The U.S. Department of Housing and
Urban Development’s (HUD) Federal Housing
Administration (FHA) administers several regulatory programs to
ensure equity and efficiency in the sale of housing. One of these
programs, under the Real Estate Settlement Procedures Act (RESPA),
applies to almost all mortgage loans and mortgage companies, not
just FHA-insured mortgages. RESPA’s purposes are (1) to help consumers
get fair settlement services by requiring that key service costs
be disclosed in advance, (2) to protect consumers by eliminating
kickbacks and referral fees that would unnecessarily increase the
costs of settlement services, and (3) to further protect consumers
by prohibiting certain practices that increase the cost of settlement
services.
RESPA protects consumers by mandating
a series of disclosures that prevent unethical practices by mortgage companies and that provide consumers with the information to choose
the real estate settlement services most suited to their needs.
The disclosures must take place at various times throughout the
settlement process:
Disclosures at the time of loan application.
When a potential home buyer applies for a mortgage loan, the buyer
must receive (1) a Special Information Booklet, which contains consumer
information on various real estate settlement services; (2) a Good
Faith Estimate of settlement costs, which lists the charges the buyer
is likely to pay at settlement and states whether the buyer is required
to use a particular settlement service; and (3) a Mortgage Servicing
Disclosure Statement, which tells the buyer whether the loan will
be kept or transferred for servicing, and also gives information about
how the buyer can resolve complaints. RESPA does not specify penalties
when these three items are not provided, but bank regulators can impose
penalties.
Disclosures before settlement (closing)
occurs. (1) An Affiliated Business Arrangement Disclosure is required
whenever a settlement service refers a buyer to a firm with which
the service has any kind of business connection, such as common ownership.
The service usually cannot require the buyer to use a connected firm.

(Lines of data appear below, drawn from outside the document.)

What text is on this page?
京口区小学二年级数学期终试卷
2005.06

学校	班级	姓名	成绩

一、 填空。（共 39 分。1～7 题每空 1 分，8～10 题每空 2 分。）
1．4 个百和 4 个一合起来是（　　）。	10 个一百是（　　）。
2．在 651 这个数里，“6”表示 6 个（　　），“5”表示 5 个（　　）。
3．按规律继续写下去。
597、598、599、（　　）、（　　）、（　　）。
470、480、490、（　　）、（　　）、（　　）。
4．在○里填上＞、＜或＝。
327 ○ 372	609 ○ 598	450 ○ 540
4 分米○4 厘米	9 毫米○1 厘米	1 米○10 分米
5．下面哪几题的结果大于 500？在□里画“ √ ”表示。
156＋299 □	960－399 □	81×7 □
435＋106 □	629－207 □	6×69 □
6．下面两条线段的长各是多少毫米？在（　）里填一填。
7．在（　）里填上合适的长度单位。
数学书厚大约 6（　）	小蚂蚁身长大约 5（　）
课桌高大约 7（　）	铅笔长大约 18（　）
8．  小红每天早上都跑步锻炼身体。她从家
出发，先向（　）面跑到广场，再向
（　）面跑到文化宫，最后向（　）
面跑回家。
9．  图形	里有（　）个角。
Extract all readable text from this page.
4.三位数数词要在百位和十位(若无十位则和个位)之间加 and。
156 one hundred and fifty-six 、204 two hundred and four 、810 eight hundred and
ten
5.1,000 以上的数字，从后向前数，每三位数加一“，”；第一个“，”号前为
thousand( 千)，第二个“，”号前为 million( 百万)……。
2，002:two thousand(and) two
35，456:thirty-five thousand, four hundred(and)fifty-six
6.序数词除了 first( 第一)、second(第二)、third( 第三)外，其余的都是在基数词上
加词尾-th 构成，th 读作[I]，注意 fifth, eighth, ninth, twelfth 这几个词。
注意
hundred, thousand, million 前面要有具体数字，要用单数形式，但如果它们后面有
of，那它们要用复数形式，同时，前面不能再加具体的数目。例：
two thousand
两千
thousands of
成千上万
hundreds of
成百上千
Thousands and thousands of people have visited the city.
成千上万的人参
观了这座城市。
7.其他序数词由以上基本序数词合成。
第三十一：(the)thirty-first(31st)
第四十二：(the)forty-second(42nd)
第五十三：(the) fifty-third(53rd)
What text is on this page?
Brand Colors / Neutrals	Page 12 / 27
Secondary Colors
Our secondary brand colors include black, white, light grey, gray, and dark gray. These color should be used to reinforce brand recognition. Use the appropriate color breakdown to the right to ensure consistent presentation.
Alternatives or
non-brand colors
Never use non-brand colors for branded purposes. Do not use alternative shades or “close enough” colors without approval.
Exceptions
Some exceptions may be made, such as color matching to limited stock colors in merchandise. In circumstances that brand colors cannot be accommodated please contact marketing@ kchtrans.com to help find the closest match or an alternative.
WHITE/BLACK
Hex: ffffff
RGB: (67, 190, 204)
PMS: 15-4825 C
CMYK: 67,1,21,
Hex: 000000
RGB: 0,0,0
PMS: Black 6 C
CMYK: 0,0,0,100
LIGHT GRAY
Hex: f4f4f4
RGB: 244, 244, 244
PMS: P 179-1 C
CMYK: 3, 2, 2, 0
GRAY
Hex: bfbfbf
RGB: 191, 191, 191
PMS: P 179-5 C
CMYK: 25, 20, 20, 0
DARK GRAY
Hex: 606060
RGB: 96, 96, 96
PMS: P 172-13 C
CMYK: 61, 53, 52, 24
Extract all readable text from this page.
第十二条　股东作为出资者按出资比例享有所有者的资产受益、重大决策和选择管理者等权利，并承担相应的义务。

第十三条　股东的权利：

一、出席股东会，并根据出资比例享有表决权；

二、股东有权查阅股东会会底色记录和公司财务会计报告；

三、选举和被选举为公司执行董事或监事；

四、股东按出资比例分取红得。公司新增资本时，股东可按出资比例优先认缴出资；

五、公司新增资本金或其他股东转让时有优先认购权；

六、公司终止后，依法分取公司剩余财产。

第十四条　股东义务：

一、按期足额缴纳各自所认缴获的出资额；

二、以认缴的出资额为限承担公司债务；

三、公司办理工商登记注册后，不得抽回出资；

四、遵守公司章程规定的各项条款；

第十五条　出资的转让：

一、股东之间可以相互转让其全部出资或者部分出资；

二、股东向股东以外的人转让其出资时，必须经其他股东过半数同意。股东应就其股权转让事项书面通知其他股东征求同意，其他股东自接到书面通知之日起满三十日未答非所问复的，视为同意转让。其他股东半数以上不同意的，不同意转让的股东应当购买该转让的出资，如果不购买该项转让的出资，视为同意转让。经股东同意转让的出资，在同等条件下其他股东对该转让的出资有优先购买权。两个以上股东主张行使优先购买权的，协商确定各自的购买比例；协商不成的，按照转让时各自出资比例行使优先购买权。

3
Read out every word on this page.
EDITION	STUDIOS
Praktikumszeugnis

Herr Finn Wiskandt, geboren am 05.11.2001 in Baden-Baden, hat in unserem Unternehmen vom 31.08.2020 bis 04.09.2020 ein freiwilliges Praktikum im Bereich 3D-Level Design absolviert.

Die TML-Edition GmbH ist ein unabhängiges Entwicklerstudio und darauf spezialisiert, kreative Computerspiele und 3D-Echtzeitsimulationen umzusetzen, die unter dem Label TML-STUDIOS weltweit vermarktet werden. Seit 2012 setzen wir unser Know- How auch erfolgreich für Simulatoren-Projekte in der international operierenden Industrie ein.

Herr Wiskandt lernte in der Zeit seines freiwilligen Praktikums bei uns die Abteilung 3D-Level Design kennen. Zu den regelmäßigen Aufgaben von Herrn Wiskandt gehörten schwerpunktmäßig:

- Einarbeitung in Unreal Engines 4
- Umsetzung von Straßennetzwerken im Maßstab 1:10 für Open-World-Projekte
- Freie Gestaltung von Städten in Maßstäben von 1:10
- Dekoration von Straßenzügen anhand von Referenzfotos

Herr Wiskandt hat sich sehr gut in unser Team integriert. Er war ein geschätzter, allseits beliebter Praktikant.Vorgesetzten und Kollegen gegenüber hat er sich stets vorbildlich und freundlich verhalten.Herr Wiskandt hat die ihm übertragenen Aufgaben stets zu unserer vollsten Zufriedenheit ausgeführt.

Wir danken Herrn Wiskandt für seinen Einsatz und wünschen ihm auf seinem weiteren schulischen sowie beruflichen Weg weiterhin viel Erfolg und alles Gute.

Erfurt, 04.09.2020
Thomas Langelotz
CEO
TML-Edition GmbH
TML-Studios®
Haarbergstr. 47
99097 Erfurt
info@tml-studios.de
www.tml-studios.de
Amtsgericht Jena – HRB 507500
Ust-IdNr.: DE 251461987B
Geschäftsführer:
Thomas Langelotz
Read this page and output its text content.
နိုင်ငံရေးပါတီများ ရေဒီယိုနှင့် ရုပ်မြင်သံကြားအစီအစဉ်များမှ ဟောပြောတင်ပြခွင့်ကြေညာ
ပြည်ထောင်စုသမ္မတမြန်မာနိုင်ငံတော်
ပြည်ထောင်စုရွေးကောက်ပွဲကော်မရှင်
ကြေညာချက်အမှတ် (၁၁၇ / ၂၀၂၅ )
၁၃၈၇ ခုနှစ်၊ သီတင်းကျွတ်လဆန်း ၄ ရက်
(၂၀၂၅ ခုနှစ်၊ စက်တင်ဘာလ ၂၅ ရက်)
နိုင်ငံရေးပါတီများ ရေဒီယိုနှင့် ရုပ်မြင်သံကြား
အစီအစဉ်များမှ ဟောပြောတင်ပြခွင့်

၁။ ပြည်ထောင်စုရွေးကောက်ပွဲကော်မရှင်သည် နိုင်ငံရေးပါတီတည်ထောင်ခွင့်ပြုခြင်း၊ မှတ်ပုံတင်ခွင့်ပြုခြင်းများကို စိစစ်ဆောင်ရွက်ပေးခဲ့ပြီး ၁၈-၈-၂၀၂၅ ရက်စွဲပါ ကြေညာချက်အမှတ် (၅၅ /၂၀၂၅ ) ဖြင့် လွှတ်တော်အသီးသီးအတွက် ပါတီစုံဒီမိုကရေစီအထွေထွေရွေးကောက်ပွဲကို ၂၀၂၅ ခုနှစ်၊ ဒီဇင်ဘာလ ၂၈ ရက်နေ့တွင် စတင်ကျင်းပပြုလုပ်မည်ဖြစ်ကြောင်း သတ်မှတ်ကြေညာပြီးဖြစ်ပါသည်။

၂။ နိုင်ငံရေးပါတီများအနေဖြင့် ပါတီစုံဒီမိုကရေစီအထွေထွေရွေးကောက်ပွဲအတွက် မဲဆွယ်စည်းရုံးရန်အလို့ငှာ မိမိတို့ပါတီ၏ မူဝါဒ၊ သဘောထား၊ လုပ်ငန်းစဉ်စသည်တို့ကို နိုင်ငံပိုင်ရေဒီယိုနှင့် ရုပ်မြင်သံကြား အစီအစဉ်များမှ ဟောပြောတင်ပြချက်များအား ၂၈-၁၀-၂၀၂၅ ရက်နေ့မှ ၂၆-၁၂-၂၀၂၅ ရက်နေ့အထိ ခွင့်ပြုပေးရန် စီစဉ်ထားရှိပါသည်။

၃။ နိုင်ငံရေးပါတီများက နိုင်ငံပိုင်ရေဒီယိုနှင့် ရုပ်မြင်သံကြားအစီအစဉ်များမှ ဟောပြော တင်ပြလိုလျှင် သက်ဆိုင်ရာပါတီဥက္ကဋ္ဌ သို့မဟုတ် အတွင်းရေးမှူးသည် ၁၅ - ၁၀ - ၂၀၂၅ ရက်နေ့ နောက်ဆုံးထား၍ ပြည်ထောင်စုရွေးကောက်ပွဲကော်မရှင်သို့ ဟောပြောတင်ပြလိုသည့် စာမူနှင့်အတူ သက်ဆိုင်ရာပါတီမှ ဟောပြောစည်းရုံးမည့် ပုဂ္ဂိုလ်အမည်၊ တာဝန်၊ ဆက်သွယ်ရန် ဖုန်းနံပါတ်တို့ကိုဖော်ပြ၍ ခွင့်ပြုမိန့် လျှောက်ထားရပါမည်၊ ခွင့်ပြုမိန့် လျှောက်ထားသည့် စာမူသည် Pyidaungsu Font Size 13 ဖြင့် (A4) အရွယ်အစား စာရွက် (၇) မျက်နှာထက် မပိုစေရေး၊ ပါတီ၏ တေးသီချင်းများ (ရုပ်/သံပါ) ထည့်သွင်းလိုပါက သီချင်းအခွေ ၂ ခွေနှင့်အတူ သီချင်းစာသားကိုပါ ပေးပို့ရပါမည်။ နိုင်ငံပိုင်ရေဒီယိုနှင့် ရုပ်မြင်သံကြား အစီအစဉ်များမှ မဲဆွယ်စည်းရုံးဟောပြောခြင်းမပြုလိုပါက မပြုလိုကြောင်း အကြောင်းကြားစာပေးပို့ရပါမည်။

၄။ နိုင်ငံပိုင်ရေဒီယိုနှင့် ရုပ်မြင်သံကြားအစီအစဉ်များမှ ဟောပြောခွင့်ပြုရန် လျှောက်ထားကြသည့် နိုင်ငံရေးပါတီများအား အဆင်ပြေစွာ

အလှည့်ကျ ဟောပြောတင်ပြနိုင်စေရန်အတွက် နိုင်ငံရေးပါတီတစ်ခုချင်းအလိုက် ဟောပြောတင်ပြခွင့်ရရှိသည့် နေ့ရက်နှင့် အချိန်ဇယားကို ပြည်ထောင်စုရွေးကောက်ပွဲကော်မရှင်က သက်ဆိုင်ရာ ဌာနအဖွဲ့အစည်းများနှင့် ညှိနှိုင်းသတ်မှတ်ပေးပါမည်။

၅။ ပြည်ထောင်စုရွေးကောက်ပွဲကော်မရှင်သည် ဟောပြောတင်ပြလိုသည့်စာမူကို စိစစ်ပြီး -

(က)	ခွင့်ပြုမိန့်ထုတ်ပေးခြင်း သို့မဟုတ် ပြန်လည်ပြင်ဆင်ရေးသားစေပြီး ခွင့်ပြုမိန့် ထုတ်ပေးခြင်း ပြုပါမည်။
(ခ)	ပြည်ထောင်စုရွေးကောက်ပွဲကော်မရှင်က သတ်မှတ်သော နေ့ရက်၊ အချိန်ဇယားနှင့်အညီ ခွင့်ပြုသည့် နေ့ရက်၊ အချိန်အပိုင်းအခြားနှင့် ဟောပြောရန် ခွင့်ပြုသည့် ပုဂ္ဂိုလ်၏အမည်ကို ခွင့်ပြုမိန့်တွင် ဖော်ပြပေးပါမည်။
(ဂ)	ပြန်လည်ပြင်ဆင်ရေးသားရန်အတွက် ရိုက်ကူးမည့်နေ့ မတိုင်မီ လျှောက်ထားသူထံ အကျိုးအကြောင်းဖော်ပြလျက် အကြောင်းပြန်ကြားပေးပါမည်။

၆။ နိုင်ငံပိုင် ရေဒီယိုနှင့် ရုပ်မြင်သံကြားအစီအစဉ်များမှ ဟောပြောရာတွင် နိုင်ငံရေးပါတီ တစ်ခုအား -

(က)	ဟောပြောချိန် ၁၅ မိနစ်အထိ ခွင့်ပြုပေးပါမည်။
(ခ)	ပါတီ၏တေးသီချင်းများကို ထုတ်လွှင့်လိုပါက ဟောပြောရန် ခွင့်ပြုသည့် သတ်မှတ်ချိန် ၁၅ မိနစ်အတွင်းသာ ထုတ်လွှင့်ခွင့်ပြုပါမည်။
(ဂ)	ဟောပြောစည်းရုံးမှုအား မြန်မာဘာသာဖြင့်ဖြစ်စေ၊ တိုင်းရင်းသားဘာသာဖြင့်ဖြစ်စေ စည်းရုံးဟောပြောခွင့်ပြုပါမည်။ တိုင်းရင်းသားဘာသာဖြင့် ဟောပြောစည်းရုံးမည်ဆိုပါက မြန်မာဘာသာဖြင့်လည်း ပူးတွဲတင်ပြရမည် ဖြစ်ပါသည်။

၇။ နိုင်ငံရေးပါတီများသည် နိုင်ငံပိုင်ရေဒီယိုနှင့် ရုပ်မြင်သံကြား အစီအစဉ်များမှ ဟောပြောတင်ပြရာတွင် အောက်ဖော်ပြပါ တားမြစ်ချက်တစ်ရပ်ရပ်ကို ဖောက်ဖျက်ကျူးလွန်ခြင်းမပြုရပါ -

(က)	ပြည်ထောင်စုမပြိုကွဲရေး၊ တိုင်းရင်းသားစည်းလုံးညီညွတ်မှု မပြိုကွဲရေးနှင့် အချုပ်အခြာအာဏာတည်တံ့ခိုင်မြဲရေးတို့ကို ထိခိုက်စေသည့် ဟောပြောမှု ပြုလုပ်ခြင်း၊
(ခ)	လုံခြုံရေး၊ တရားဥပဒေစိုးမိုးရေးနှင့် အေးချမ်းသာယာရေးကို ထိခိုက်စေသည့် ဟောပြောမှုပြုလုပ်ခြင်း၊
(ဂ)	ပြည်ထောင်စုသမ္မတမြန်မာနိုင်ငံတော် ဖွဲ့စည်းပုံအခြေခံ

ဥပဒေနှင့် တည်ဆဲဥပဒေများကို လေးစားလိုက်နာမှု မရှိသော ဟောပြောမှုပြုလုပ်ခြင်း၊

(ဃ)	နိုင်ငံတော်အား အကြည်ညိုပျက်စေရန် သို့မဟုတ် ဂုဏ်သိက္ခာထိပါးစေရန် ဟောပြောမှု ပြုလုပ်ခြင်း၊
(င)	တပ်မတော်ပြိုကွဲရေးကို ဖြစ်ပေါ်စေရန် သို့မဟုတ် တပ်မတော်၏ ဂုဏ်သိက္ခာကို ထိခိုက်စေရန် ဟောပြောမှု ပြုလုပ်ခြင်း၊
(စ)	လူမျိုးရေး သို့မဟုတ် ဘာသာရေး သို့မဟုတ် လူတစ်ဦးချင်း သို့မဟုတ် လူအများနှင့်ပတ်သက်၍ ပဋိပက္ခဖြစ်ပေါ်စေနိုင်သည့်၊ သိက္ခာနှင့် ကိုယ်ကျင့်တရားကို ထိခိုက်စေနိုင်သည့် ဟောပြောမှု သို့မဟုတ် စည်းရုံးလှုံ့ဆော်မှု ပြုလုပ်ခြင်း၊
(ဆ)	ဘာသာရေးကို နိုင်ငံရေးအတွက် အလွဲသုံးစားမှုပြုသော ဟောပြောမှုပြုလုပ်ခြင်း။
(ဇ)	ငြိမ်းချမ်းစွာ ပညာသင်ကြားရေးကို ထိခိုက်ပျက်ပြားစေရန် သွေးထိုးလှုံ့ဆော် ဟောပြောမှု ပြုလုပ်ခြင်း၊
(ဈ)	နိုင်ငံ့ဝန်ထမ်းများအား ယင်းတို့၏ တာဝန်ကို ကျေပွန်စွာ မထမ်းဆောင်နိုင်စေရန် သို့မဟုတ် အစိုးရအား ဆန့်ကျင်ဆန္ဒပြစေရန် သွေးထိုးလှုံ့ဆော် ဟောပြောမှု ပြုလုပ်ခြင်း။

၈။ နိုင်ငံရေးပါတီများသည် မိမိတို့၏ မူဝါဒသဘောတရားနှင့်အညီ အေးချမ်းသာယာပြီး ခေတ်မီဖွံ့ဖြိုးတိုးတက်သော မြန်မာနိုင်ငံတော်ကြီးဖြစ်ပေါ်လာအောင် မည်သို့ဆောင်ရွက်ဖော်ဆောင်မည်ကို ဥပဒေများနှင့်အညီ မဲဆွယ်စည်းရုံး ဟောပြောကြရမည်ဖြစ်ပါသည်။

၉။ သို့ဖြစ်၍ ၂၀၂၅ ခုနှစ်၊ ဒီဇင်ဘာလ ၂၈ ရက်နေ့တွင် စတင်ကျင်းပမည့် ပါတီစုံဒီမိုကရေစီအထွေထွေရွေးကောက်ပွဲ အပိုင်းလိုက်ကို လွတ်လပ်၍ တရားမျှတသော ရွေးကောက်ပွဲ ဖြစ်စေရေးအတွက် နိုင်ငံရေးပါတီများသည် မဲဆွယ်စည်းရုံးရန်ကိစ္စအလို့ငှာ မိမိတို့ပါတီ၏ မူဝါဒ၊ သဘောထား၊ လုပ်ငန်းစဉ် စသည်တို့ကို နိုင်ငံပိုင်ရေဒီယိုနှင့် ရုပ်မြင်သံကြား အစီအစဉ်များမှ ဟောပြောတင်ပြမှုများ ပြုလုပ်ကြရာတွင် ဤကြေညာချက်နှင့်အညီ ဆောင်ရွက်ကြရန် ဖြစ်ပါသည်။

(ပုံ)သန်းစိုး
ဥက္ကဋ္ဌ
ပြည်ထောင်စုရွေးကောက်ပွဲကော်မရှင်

(2) A preliminary copy of a HUD-1 Settlement Statement is required
if the borrower requests it 24 hours before closing. This form gives
estimates of all settlement charges that will need to be paid, both
by buyer and seller.
Disclosures at settlement. (1) The HUD-1
Settlement Statement is required to show the actual charges at settlement.
(2) An Initial Escrow Statement is required at closing or within 45
days of closing. This itemizes the estimated taxes, insurance premiums,
and other charges that will need to be paid from the escrow account
during the first year of the loan.
Disclosures after settlement. (1) An
Annual Escrow Loan Statement must be delivered by the servicer to
the borrower. This statement summarizes all escrow account deposits
and payments during the past year. It also notifies the borrower
of any shortages or surpluses in the account and tells the borrower
how these can be paid or refunded. (2) A Servicing Transfer Statement
is required if the servicer transfers the servicing rights for a
loan to another servicer.
Along with these disclosures, RESPA
protects consumers by prohibiting several other practices: (1) Kickbacks,
fee-splitting, and unearned fees: Anyone is prohibited from giving
or accepting a fee, kickback, or any thing of value in exchange
for referrals of settlement service business involving a federally
related mortgage loan, which covers almost every loan made for residential
property. RESPA also prohibits fee-splitting and receiving unearned
fees for services not actually performed. Violations of these RESPA
provisions can be punished with criminal and civil penalties. (2)
Seller-required title insurance: A seller is prohibited from requiring
a home buyer to use a particular title insurance company. A buyer
can sue a seller who violates this provision. (3) Limits on escrow
accounts: A limit is set on the amount that a borrower is required
to put into an escrow account to pay taxes, hazard insurance, and
other property charges. RESPA does not require an escrow account
on borrowers, but some government loan programs or mortgage companies
may require an escrow account. During the course of the loan, RESPA
prohibits charging excessive amounts for the escrow account. And
each year, the borrower must be notified of any escrow account shortage
and return any excess of $50 or more.